ちなみに、僕は昔この格ゲーにはまって、歩くたびに神と崇められた事もある。
伊達にヒッキーやってないよ。
「カレンちゃん。何かとってあげようか」
僕は、UFOキャッチャーの前にいる。
ヨシトばっかり遊んでいる訳にもいかないからね。
「じゃー、あれと、あれと、あれと、あれと、あれと、先輩で。
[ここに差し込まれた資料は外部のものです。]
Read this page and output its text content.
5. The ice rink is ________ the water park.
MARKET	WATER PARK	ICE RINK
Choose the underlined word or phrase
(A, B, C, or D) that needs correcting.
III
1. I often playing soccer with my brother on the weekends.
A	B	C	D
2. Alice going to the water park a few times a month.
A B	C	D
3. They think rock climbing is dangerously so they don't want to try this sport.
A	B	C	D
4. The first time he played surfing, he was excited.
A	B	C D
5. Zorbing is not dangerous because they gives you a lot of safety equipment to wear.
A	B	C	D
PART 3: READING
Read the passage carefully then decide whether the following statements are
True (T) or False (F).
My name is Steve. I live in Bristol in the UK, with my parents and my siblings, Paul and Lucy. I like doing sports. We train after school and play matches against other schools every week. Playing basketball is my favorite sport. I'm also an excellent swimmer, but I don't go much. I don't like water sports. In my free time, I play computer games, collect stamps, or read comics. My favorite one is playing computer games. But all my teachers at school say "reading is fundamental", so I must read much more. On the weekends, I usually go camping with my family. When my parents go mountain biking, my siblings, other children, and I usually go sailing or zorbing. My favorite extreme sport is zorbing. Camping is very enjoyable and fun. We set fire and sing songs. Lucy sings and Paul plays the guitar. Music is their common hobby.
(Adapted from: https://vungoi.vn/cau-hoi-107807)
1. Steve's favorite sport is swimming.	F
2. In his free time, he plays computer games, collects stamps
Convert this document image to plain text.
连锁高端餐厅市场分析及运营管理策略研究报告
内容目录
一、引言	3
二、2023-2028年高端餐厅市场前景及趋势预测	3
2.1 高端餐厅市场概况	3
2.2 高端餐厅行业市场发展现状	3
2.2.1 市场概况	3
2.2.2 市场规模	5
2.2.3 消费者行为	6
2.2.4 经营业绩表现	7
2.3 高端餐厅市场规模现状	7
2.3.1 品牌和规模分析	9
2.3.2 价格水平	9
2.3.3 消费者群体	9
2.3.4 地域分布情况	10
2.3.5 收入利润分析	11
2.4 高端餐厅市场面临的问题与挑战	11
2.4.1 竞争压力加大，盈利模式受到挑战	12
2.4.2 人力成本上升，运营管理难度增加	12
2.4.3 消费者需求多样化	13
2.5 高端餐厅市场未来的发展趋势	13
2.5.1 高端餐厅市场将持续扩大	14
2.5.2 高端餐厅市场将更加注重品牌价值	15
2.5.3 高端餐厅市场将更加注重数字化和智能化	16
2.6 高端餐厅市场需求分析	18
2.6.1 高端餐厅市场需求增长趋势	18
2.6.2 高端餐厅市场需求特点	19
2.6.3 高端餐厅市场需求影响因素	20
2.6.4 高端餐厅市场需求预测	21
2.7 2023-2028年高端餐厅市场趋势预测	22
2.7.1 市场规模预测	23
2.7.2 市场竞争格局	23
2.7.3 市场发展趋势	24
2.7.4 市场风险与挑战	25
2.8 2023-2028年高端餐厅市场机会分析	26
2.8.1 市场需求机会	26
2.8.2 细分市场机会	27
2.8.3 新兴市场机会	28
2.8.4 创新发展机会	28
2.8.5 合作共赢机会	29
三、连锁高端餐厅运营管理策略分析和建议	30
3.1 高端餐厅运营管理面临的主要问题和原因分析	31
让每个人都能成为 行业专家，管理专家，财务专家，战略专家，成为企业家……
」
カレンちゃん。
多すぎる上に、僕は取れないよ。
ちなみにカレンちゃんが指したのは、
どこぞのネズミのぬいぐるみ、クマのぬいぐるみ、犬のぬいぐるみ、でっかいお菓子の袋、お徳用トイレットペーパー。
最後のひとつは何だろう。
まぁ、いいんだけど。
僕の財布には銀の硬貨が三枚。
これじゃ取れない、と思うかね?諸君。
しかし、僕のゲーセンの神と崇められた男。
店主に「もうお前来んな」と言われ、ブラックリストに載った。
見ているがいい。
「妙技!2つ取り!」
これこそ、僕の妙技。
景品の位置を見極め、なおかつアーム二本に景品を引っ掛けて取る。
見事景品は2つとも穴の中に。
ちょうど硬貨三枚で取れた。
でも、お徳用トイレットペーパーはきつかったな・・・
「よし!帰ろう!」
「私にはなんにも無し!?」
何が悲しくて君に何かしてあげなきゃならないんだ。
「そこは男としてさぁ・・・」
えぇい、うるさい。
「ヨシト!君はいきなりカバンを投げつけてくる女の子に何かしてあげる気は起きるかい!?」
「なんで俺に振る!?・・・でも、それは・・・起きないな。」
「あんたまだ根に持ってたの!?」
もちろんだとも。
「もういやぁぁぁぁぁぁぁぁぁぁっ!!!」
僕が言えることじゃないけど、ゲーセン荒らしはやめといた方がいいよ。